Craniofacial tremor may occur in association with essential tremor, Parkinson disease, thyroid dysfunction, or electrolyte disturbance. It occurs rarely in isolation. Focal motor seizures must occasionally be distinguished from other facial movement disorders, particularly hemifacial spasm. Postictal weakness and greater involvement of the lower face are distinguishing features of focal motor seizures.

Facial chorea

Facial chorea occurs in the context of a systemic movement disorder (eg, Huntington disease, Sydenham chorea). Chorea is a random, flowing, nonpatterned set of movements. A related disorder, spontaneous orofacial dyskinesia of the elderly, is observed primarily in the edentulous. It usually responds to proper fitting of dentures.


Facial tics are brief, repetitive, coordinated, semipurposeful movements of grouped facial and neck muscles. Tics may occur physiologically or in association with diffuse encephalopathy.
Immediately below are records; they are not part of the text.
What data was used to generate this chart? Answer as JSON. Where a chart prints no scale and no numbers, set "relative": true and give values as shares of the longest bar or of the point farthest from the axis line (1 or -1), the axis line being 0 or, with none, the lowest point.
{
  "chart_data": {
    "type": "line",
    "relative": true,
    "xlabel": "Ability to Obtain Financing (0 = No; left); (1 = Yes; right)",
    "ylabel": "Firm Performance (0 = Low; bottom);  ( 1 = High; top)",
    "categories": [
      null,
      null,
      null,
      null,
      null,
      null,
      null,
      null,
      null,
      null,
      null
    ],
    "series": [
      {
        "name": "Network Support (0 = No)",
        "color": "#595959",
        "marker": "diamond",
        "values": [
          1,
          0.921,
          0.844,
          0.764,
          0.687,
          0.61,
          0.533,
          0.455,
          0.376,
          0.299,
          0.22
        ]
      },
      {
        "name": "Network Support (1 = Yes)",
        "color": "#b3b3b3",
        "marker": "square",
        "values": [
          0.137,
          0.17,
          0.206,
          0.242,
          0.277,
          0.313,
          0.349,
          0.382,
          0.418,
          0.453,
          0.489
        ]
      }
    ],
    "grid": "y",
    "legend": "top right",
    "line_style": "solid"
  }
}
Some medications (ie, anticonvulsants, caffeine, methylphenidate, antiparkinsonian agents) are associated with producing tics. Single, repetitive, stereotyped movements (eg, repetitive grimacing, throat clearing, vocalizations) define a simple tic disorder.

Facial myokymia

Facial myokymia appears as vermicular twitching under the skin, often with a wavelike spread. This is distinguished from other abnormal facial movements by characteristic electromyogram discharges presenting as brief, repetitive bursts of motor unit potentials firing at 2-60 Hz interrupted by periods of silence of up to a few seconds. Facial myokymia may occur with any brainstem process. Severe cases may benefit from botulinum toxin. Most cases are idiopathic and resolve without treatment over several weeks.

Tardive dyskinesia 

Tardive dyskinesia appears as bilateral, irregular, and non-synkinetic muscular contractions. It occurs in the setting of medication use, usually antipsychotics.